XTO is paying a private firm $1.85 billion in cash and stock for a big slice of Bakken acreage. This is the North Dakota/Montana formation that the U.S. Geological Survey recently pegged as containing 3 billion to 4.3 billion barrels of technically recoverable oil, making the Bakken the largest oil accumulation in the lower 48 states.
At first glance, the purchase doesn't come cheap. Continental Resources (NYSE: CLR ) , which was early into the play, topped up its position in January with a $60 million purchase of producing properties from Chesapeake Energy (NYSE: CHK ) . Continental picked up 4 million barrels of proved reserves at $15 million a pop.
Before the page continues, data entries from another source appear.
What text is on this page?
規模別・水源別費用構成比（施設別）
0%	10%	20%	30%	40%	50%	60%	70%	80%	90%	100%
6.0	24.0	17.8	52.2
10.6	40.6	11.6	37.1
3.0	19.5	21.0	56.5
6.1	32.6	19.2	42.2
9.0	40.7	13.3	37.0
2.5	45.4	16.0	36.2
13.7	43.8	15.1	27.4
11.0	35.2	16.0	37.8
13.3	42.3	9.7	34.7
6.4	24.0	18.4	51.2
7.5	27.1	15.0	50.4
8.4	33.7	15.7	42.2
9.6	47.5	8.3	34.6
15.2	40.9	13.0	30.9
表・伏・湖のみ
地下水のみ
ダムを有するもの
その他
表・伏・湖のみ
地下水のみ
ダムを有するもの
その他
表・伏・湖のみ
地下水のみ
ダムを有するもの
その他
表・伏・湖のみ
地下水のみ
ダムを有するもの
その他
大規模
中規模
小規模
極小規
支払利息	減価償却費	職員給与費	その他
XTO just paid close to twice that amount. Still, at $100-a-barrel oil, the firm is only paying a little more than six times projected annual cash flow.
I wouldn't be too worried that XTO is late to the Bakken bash. Think of it more as arriving fashionably late. As with its Appalachian entry, XTO tends to bide its time, gather data, and wait for a fat pitch. Continental may have gotten in cheaper, but Fools shouldn't underestimate the size of XTO's foothold. The company follows a low-risk, manufacturing-type approach to drilling, as opposed to going after fewer, higher-impact wells. XTO thus needs some elbow room to achieve economies of scale.
This entry instantly makes XTO one of the larger players in the Bakken, alongside Marathon Oil (NYSE: MRO ) and the exceptional EOG Resources (NYSE: EOG ) . Unsurprisingly, shares of smaller guys like Brigham Exploration (Nasdaq: BEXP ) are popping today. Speculators appear to be playing a bit of Bakken Bingo. That's actually the name of one of my CNBC Million-Dollar Portfolio Challenge entries -- but I can afford to lose fake money.